The streamlit app is developed upon a classification model that is trained on a Portuguese banking institution data to make predictions whether a bank customer would subscribe to a term deposit. For model training, full data set is deployed, with approximately 41.4k rows and 21 columns. Then, the trained model is prepared for cloud deployment. The full workflow can be found down below.
The model is uploaded to streamlit for public use to demonstrate applicability and performance of the trained model. The model is consisted of 6 features, which are selected by RFECV algorithm as the most significant variables in terms of variance explanability. Trained model is capable of making prediction with approximately 95% accuracy with following features;
- Occupation
- Last contact day of the week
- Number of contacts performed during this campaign and for this client
- Outcome of the previous marketing campaign
- Consumer price index - monthly indicator
- Euribor 3 month rate - daily indicator
Responses are converted to binary variables, which were labeled as "Yes" and "No" originally, for model development purposes. Approximately, 89% of the labels are "No", or 0, and the remaining are "Yes", or 1. Thereon, two different approaches were followed to develop the best model in terms of higher prediction capability.
First, due to the imbalanced nature of the target variable, the under-sampled target variable "yes" is synthetically re-populated using SMOTE. Thereon, the main performance metric is selected as the accuracy score of prediction. Next, under-sampled target variable, which is not be re-populated, and thus, the main performance metric is Precision - Recall Curve and scores.
Moreoever, feature selection is conducted using Recursive Feature Elimination (RFE). RFE allows model to assign importance for each feature deployed. Later, the weighted features are ranked in an accordance with their corresponding importance score. The least significant features, in terms of ranking, are pruned from the model.
Two different approaches yielded almost identical performances in terms of making predictions.
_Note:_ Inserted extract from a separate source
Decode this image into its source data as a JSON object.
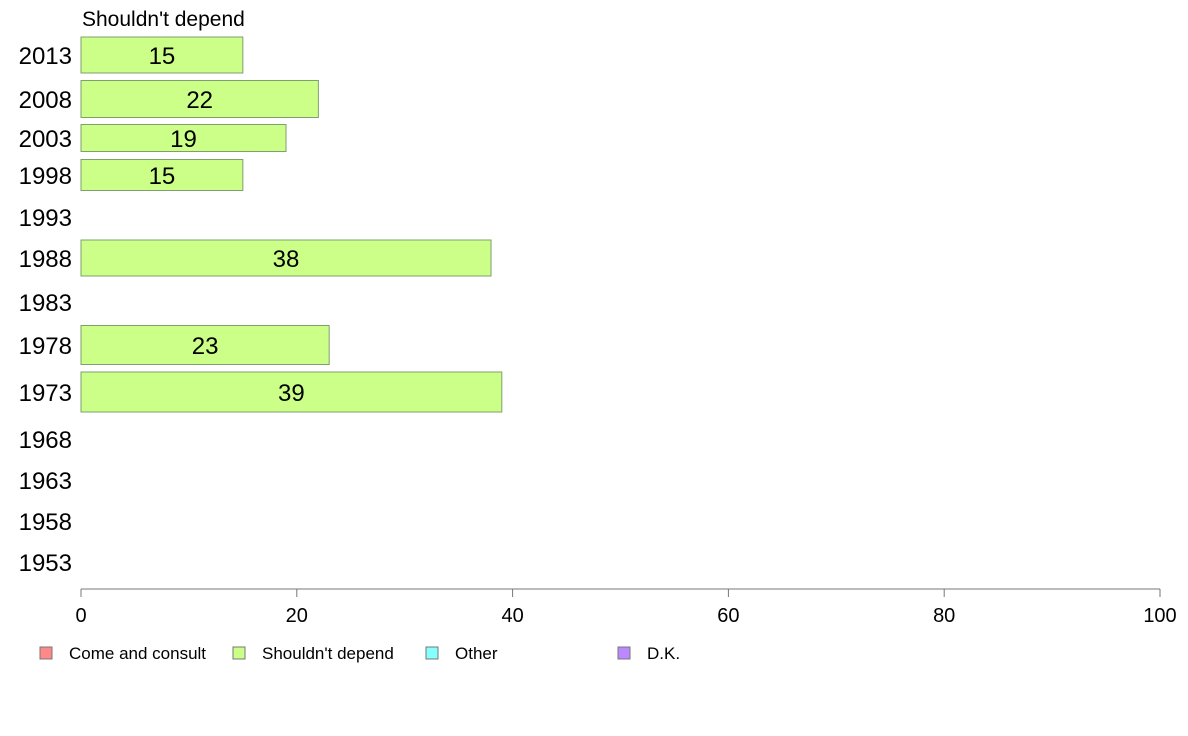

Model | Performance Metric | Score |
---|---|---|
Imbalanced XGBClassifier | Precision + Recall | 0.95 |
Balanced XGBClassifier | Accuracy | 0.943 |
However, upon completion of feature selection, RFECV algorithm concluded significantly less features as the most important ones, with balanced data. On the contrary, Imbalanced data required more features to be able to achieve this accuracy score.
Conclusion, balanced data performed superior with less data requirement. Therefore, the streamlit app will be built upon using the features selected by RFECV as the most important with balanced data.